Boeing vs. Airbus – clash of the dwarfs?

The legal battle between Boeing and Airbus has always been considered a contest of titans: The world's two leading airplane makers, each accusing the other of being illegally pumped up by billions of dollars in government-subsidy steroids.

The case before the World Trade Organization (WTO) – which handed down a confidential decision on Friday that reportedly favored Boeing – is often characterized as the biggest dispute, in dollar terms, to ever be litigated before the WTO.

But these titans suddenly look like dwarfs in the context of the "great recession." In the past year, governments have injected far larger sums into their economies, artificially bulking up banks, automakers, and other companies. Analysts worry that a more encouraging attitude toward government assistance might be settling over the globe. What would be the relevance of Boeing-Airbus then?

Were the world to drift toward much higher levels of government subsidies, the global economy would surely suffer. Subsidies distort the trade that grows economies. And they suppress the market-winnowing that sorts useful services and products from duds.

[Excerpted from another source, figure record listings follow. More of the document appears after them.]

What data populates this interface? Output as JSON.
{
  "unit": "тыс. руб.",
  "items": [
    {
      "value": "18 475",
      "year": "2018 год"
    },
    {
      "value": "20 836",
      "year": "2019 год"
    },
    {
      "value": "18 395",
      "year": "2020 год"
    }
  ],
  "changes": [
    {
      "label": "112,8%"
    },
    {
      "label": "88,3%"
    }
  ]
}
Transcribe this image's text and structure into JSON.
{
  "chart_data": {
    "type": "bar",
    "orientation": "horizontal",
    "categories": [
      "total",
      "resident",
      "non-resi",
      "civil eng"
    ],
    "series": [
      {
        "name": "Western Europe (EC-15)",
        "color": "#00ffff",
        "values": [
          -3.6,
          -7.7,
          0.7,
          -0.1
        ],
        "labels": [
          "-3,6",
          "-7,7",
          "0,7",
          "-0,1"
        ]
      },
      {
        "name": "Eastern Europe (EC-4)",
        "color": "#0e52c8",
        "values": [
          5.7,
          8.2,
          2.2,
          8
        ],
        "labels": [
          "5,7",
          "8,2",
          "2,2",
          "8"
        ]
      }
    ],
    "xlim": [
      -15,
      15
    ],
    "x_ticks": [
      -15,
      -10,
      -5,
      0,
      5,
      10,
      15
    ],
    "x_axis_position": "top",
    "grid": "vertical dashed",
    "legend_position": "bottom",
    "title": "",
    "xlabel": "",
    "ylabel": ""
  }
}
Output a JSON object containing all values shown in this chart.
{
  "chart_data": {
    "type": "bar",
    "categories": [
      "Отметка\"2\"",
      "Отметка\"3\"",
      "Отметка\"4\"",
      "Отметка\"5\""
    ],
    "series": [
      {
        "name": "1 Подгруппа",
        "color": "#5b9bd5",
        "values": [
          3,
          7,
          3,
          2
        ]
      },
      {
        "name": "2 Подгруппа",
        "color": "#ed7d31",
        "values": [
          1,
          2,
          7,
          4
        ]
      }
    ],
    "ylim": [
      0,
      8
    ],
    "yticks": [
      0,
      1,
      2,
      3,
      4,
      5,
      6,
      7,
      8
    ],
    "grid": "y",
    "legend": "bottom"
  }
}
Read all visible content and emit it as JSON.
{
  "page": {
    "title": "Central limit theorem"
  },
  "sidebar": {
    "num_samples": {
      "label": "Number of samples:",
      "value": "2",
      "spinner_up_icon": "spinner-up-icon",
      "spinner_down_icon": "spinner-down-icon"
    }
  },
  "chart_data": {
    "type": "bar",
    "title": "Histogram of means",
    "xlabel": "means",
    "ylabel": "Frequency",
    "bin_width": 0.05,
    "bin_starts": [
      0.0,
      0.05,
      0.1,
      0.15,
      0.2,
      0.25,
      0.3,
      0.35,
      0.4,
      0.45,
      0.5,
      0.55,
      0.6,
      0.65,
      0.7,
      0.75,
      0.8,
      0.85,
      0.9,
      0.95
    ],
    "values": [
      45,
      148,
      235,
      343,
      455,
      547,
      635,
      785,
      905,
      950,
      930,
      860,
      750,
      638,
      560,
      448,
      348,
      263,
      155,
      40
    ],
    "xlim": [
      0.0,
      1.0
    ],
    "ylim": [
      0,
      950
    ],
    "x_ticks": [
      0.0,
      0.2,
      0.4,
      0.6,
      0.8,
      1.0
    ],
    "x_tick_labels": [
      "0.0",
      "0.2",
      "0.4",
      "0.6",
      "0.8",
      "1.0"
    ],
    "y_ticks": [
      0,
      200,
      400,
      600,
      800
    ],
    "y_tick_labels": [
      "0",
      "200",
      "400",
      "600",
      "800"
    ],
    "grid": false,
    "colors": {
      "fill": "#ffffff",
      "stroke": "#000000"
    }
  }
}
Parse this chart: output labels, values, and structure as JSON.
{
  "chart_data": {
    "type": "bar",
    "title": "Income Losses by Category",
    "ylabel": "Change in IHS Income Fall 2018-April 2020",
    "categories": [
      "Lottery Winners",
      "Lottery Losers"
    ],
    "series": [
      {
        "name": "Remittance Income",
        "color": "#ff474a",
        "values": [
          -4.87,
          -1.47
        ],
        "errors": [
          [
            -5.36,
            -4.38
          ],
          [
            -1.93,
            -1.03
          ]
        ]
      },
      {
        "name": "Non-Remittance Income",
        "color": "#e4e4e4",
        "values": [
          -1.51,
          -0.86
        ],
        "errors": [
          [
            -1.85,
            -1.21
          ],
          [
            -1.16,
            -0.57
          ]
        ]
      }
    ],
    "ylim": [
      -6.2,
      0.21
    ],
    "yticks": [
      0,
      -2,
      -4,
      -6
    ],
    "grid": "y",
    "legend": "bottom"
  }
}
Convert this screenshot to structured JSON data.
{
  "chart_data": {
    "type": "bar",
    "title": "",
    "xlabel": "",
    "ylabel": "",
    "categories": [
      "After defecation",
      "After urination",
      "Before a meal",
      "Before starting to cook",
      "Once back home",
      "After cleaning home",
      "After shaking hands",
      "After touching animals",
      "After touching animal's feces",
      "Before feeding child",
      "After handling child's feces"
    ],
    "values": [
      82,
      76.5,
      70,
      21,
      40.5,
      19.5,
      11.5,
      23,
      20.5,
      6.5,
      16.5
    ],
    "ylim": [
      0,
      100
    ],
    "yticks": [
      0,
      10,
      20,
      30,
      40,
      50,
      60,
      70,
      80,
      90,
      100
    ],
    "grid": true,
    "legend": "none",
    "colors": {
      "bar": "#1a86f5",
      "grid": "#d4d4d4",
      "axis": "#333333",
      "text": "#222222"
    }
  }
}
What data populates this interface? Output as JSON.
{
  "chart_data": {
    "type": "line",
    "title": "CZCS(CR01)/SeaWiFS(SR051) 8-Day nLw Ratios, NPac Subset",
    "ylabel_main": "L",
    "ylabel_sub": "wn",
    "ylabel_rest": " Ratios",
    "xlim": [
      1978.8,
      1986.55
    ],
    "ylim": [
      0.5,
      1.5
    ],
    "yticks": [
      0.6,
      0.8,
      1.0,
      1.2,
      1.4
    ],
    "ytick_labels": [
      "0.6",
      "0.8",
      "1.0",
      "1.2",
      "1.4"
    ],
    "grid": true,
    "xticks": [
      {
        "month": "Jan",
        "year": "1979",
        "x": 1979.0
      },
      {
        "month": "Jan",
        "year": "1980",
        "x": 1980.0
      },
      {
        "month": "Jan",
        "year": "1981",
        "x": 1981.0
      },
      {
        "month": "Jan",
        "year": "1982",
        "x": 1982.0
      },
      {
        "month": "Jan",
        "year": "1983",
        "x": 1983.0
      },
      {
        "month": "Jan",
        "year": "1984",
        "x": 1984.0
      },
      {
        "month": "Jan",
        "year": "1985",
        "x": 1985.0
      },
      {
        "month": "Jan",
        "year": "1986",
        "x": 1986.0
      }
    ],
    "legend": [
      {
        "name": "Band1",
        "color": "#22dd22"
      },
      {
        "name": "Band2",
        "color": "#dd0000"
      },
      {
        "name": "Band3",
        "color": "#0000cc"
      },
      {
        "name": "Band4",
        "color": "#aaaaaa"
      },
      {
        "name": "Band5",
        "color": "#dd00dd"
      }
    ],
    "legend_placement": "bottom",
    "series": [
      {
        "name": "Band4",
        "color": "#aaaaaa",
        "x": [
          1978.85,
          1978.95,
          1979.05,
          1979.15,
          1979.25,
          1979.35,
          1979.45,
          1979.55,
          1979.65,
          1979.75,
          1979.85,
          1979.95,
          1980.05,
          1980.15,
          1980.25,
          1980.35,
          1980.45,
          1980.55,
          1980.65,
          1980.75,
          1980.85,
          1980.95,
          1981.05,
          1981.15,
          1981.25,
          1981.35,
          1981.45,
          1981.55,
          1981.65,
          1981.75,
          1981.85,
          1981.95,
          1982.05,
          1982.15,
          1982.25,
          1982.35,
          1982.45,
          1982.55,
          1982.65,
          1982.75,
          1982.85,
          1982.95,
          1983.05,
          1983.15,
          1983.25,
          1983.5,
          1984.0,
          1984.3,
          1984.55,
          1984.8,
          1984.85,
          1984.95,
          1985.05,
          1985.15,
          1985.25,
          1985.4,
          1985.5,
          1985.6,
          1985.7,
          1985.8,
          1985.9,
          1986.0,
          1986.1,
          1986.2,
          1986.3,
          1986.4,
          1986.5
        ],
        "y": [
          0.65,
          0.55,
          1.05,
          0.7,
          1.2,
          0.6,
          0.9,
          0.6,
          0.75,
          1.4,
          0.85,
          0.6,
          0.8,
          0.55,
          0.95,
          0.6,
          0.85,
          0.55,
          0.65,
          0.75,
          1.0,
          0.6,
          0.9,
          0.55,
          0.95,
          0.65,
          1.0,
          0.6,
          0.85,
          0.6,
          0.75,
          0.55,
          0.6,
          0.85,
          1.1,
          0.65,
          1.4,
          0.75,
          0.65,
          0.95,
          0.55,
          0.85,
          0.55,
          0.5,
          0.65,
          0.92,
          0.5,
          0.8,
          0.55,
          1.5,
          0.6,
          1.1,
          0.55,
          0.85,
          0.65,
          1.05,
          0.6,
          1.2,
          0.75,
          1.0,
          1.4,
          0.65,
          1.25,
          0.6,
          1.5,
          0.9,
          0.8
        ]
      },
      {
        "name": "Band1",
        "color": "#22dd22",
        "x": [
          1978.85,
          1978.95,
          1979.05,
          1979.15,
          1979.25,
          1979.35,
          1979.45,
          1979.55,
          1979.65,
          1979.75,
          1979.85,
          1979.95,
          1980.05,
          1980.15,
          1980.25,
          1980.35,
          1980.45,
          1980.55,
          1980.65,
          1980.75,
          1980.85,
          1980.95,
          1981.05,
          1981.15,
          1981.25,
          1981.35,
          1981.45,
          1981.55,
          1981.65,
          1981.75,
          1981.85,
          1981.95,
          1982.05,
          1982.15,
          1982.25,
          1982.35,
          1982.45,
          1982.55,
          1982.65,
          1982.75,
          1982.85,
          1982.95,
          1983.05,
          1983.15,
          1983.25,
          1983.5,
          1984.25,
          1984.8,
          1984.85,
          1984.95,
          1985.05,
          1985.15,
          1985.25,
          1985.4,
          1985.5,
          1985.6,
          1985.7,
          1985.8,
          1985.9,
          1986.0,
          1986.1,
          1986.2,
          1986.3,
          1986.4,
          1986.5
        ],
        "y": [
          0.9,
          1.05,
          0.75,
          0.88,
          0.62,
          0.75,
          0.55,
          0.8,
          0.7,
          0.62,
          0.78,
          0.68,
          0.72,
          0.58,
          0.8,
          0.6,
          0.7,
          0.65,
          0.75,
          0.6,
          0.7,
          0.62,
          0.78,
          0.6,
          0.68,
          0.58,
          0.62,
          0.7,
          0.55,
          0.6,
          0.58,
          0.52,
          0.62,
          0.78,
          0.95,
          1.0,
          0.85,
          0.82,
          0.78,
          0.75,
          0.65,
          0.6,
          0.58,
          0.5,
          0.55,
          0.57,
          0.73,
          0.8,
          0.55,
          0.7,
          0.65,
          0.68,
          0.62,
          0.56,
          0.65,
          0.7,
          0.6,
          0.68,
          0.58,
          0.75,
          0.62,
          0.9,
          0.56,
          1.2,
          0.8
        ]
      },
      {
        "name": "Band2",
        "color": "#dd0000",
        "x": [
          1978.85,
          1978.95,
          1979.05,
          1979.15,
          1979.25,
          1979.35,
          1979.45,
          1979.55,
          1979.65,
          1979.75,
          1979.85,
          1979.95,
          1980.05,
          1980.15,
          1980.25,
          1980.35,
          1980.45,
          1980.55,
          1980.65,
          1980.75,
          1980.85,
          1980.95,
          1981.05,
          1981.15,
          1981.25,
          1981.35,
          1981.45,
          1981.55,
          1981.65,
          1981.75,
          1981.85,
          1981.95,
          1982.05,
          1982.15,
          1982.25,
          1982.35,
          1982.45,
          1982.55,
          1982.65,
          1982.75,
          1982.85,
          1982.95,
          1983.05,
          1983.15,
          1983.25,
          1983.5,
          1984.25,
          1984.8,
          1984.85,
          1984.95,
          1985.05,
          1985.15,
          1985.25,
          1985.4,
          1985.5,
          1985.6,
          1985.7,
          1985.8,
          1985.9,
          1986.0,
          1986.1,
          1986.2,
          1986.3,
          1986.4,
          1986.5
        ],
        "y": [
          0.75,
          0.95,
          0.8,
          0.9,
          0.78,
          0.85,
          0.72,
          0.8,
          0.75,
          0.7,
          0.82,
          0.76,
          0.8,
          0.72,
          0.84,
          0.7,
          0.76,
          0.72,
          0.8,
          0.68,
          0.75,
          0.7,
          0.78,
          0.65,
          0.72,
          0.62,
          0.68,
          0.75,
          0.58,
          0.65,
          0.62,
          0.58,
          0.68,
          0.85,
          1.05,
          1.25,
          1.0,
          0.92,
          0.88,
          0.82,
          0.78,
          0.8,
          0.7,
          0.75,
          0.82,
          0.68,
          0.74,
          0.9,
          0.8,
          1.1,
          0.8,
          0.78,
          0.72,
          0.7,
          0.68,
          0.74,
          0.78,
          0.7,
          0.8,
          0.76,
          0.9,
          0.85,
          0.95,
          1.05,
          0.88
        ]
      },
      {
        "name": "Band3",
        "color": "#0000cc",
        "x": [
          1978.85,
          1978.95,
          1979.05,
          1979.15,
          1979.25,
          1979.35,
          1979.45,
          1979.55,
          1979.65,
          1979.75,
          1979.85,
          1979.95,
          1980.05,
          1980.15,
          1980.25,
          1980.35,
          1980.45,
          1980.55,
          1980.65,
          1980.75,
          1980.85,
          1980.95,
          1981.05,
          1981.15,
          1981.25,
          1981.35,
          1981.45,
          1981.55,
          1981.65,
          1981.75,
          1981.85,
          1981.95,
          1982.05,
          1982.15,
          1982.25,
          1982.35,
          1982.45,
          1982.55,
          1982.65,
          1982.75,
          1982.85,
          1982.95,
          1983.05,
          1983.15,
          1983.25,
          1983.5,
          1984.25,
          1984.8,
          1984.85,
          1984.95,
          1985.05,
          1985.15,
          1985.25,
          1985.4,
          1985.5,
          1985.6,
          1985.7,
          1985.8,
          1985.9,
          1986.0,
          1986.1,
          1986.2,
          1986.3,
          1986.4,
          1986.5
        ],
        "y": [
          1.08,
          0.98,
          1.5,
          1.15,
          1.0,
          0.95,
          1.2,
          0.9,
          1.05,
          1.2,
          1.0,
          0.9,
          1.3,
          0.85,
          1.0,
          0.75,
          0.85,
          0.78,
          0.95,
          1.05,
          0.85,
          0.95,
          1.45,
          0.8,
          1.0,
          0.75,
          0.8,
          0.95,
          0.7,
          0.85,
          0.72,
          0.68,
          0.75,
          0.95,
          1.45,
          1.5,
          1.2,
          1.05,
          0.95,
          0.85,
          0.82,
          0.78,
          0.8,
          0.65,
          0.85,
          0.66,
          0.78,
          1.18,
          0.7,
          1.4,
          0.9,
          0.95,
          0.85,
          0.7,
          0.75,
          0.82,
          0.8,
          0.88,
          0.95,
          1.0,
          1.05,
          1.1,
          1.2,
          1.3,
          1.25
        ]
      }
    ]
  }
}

No one denies that government supports are part of the economic landscape. But that's why countries negotiate trade agreements and join the WTO – to tame that wilderness and establish rules that put countries at an equal advantage.

In that light, it's encouraging that negotiators agreed Friday to restart stalled global trade talks later this month. Known as the Doha Round, the talks were launched eight long years ago to help developing countries grow by opening up trade.

The developing countries complain bitterly that agricultural subsidies in rich countries undercut their own farm goods. Rich countries, in return, don't like the developing countries' high tariffs that keep out their goods. Reaching a Doha deal could add $300 billion to $700 billion to the global economy each year, studies estimate. That's a much more sustainable – and fair – economic stimulus than government subsidies.

Doha is sure to feature at the G-20 meeting in Pittsburgh in late September, when leaders from the world's 20 largest economies will again meet to coordinate responses to the economic crisis. That meeting should also tackle the subject of "exit strategies" – a way out of the emergency stimulus that governments applied to rapidly declining economies. While G-20 leaders may disagree on when the unwinding should begin, they should put plans for it in place.

The Boeing-Airbus fight is not over yet. It will continue on through another WTO ruling next year and perhaps through appeals from both sides. But instead of seeing this case as washed out by a tidal wave of subsequent subsidies, perhaps it can point the way back to the higher ground of government restraint.